Laughing, the man began to untie the cords.
“I don’t want to cut ’em,” he explained, “and this takes time; but if you’ll have patience off they will come soon. Ye see, I may want to put ’em back on you, just as they are now.”
“Donder und blitzen!” the baron sputtered, when once more he was free of the bonds that had chafed him.
“Feels good, eh?”
“Vot iss idt you ar-re going to do mit us now?”
“You’ve promised to be good children, you know; which means that you won’t try to get away; and I’m goin’ to treat you accordingly. If any of that crew comes back, I’ll have to tie you up again; but until then I’m jest going to hold you on your word of honor.”
“Idt iss der limidt.”
“You meanIam the limit?”
“Idt iss yoost vot I mean.”
“Had anything to eat lately, you two?”
“Nodt anyt’ings.”
“Well, you stay right here and be good, and I’ll bring you something.”
“Why can’t we go out into the other room?” asked the woman. “It seems to me I’d give anything for a breath of fresh air.”
“Well, you see, you couldn’t eat out there without a light, and a light might tell tales; so you’d better do the eating act in here.”
“Yaw! Dot iss so,” the baron agreed. “How longk do ve haf to sday here?”
The blond-haired man laughed.
“Wow!” he gurgled. “I’ll have to keep you here as long as I get that thousand dollars a week. Unless,” he added, “you could make it fifteen hundred, and buy me off. I’m on the make.”
He went out of the room, laughing. What he was doing seemed a joke.
Ten minutes later, having supplied them with food, he left the cabin, locking the door on the outside.

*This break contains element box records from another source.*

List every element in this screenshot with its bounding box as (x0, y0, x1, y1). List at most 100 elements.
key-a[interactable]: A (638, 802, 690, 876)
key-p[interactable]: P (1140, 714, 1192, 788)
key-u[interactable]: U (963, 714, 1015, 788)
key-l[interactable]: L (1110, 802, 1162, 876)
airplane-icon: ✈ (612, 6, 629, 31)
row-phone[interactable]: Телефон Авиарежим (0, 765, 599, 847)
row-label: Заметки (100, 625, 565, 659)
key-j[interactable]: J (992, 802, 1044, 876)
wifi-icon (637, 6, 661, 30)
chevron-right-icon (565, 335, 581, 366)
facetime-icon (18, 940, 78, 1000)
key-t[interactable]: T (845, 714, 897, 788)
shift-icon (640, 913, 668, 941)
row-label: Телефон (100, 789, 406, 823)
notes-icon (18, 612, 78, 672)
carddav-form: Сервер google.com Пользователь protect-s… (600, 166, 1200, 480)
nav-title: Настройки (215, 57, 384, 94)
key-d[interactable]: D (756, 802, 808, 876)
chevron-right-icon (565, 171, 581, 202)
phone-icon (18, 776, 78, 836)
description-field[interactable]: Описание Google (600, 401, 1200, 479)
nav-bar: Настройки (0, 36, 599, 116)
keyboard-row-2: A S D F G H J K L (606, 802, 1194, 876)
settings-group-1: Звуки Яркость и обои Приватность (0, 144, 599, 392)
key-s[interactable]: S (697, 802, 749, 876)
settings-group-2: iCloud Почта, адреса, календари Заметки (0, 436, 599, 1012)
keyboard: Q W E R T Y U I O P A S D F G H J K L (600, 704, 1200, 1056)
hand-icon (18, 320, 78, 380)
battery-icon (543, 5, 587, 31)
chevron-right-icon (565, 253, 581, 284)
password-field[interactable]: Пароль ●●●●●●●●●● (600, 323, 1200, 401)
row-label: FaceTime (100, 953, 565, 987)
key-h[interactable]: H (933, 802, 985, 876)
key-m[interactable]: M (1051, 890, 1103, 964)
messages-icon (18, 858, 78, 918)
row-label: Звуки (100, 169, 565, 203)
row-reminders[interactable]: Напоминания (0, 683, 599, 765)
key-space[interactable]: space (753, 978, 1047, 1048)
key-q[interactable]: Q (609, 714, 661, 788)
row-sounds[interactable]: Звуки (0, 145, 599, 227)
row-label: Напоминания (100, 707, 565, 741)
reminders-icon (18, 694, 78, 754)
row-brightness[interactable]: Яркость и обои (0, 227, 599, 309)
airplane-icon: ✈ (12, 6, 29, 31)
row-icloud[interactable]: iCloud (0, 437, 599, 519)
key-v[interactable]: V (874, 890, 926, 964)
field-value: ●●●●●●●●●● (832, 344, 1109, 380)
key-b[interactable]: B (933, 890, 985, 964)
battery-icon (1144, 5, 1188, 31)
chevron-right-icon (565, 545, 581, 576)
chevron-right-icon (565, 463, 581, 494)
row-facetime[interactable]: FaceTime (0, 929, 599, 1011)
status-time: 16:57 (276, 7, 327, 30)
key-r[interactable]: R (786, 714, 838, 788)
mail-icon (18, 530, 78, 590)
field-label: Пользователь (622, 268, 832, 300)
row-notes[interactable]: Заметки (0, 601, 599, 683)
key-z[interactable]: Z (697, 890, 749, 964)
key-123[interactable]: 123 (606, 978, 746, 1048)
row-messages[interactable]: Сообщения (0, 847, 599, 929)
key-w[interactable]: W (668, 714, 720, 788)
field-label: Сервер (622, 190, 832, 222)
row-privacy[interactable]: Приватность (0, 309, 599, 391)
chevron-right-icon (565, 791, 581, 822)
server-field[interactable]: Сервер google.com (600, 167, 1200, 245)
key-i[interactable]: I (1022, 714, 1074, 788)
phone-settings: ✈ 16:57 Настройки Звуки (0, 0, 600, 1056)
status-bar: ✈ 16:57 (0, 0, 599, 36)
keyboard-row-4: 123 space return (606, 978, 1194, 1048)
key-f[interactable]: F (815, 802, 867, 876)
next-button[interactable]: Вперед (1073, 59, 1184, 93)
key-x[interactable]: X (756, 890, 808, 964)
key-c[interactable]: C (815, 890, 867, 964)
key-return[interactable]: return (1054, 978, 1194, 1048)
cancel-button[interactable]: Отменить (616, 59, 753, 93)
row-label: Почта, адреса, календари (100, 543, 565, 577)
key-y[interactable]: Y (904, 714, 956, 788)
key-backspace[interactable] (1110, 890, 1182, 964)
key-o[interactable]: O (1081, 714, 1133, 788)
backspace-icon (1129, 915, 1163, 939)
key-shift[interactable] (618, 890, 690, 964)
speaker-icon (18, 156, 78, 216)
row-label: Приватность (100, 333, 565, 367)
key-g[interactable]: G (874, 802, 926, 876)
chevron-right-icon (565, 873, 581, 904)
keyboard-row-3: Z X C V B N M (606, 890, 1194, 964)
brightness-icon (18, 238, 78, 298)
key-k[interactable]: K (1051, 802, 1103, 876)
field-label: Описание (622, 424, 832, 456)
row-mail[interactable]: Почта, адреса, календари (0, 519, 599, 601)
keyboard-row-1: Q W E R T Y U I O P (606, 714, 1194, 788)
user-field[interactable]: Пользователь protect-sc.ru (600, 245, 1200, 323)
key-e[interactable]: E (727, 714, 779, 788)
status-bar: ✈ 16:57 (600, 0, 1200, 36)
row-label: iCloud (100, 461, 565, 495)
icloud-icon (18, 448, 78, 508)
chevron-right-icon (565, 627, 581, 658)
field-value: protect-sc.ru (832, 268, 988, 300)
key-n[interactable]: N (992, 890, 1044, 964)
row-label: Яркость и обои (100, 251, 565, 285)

But he had not secured the hidden door leading from the cabin to the excavated room that was occupied by the baron and the woman. This door was pushed open, as Uncle Sam went away; and the woman, coming out for a “breath of fresh air,” stood at the one window, watching him as he disappeared down the hill.
“Der ouder door iss locked, huh?” asked the baron.
“Tightly locked,” she told him.
“Vale, vot do you t’ink uff idt?”
“The thing is so daring,” she said, “that it makes me dizzy.”